I have this string:
seed_pattern <- "K?ED??HRDDKDKD?HE?REKE??DE?KKK"
given another string
bb_seq <- "rhhhhitv"
What I'd like to do is to replace ? with a character in bb_seq by keeping the order of bb_seq resulting in :
The total length of ? is guaranteed to be the same with bb_seq.
KrEDhhHRDDKDKDhHEhREKEitDEvKKK
How can I achieve that with R?
I tried this but failed:
seed_pattern <- "K?ED??HRDDKDKD?HE?REKE??DE?KKK"
bb_seq <- "rhhhhitv"
sp <- seed_pattern
gr <- gregexpr("\\? ", sp)
csml <- lapply(gr, function(sp) cumsum(attr(sp, "match.length")))
regmatches(sp, gr) <- lapply(csml, function(sp) substring(bb_seq, c(1, sp[1]), sp))
sp
# KrEDrhhHRDDKDKDrhhhHErhhhhREKErhhhhitDErhhhhitvKKK
I'm open to non-regex solutions.
CodePudding user response:
Split, replace, combine:
> target <- strsplit(seed_pattern, "")[[1]]
> replacement <- strsplit(bb_seq, "")[[1]]

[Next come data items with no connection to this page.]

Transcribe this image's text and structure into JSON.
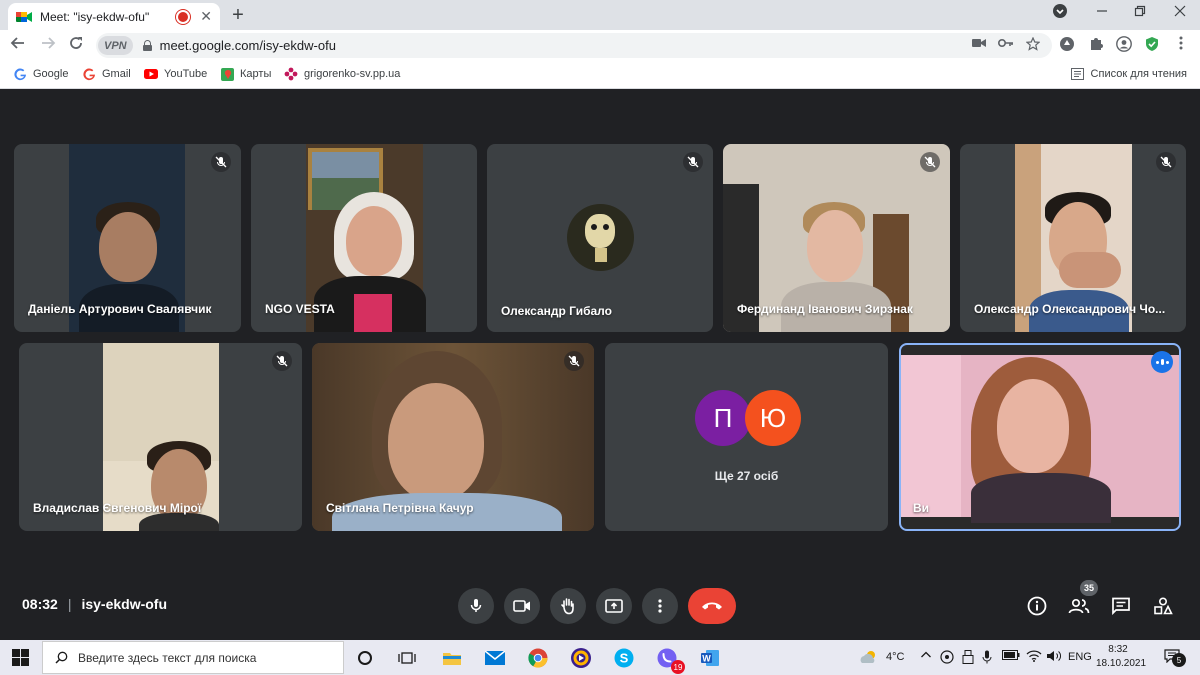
{
  "browser": {
    "tab_title": "Meet: \"isy-ekdw-ofu\"",
    "tab_close": "✕",
    "new_tab": "+",
    "url": "meet.google.com/isy-ekdw-ofu",
    "vpn_label": "VPN",
    "bookmarks": [
      {
        "label": "Google",
        "icon": "google-icon"
      },
      {
        "label": "Gmail",
        "icon": "google-icon"
      },
      {
        "label": "YouTube",
        "icon": "youtube-icon"
      },
      {
        "label": "Карты",
        "icon": "maps-icon"
      },
      {
        "label": "grigorenko-sv.pp.ua",
        "icon": "flower-icon"
      }
    ],
    "reading_list": "Список для чтения"
  },
  "meeting": {
    "participants": [
      {
        "name": "Даніель Артурович Свалявчик",
        "muted": true
      },
      {
        "name": "NGO VESTA",
        "muted": false
      },
      {
        "name": "Олександр Гибало",
        "muted": true
      },
      {
        "name": "Фердинанд Іванович Зирзнак",
        "muted": true
      },
      {
        "name": "Олександр Олександрович Чо...",
        "muted": true
      },
      {
        "name": "Владислав Євгенович Мірої",
        "muted": true
      },
      {
        "name": "Світлана Петрівна Качур",
        "muted": true
      }
    ],
    "others": {
      "letters": [
        "П",
        "Ю"
      ],
      "letter_colors": [
        "#7b1fa2",
        "#f4511e"
      ],
      "label": "Ще 27 осіб"
    },
    "self": {
      "name": "Ви",
      "speaking": true
    },
    "time": "08:32",
    "separator": "|",
    "meeting_code": "isy-ekdw-ofu",
    "people_count": "35",
    "colors": {
      "stage": "#202124",
      "tile": "#3c4043",
      "end_call": "#ea4335",
      "accent": "#1a73e8"
    }
  },
  "taskbar": {
    "search_placeholder": "Введите здесь текст для поиска",
    "temperature": "4°C",
    "language": "ENG",
    "clock_time": "8:32",
    "clock_date": "18.10.2021",
    "viber_badge": "19",
    "notification_count": "5"
  }
}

> target[target=="?"] <- replacement
> paste(target, collapse = "")
[1] "KrEDhhHRDDKDKDhHEhREKEitDEvKKK"
CodePudding user response:
You can do this (perhaps not very efficiently) by replacing one ? at a time:
seed_pattern <- "K?ED??HRDDKDKD?HE?REKE??DE?KKK"
bb_seq <- "rhhhhitv"
for (ch in unlist(strsplit(bb_seq, ""))) {
print(ch)
seed_pattern <- sub("?", ch, seed_pattern, fixed = TRUE)
}
print(seed_pattern)
# [1] "KrEDhhHRDDKDKDhHEhREKEitDEvKKK"
Sadly sub is not vectorized over the replacement argument!
CodePudding user response:
Here is a long way. I can't still do these things without thinking in tibbles or data frames . Hoping that someday I will grasp this:
library(dplyr)
library(tidyr)
tibble(seed_pattern, bb_seq) %>%
separate_rows(seed_pattern, sep='\\?') %>%
mutate(seed_pattern = paste(paste0(seed_pattern, substr(bb_seq, row_number(), row_number())), collapse = "")) %>%
slice(1) %>%
pull(seed_pattern)
[1] "KrEDhhHRDDKDKDhHEhREKEitDEvKKK"
CodePudding user response:
You can do this in a one-liner with a slight change to the solution you received from your earlier question (thanks @thelatemail):
regmatches(seed_pattern, gregexpr("\\?", seed_pattern)) <- strsplit(bb_seq, "")
Check it provides the expected result:
seed_pattern == "KrEDhhHRDDKDKDhHEhREKEitDEvKKK"
[1] TRUE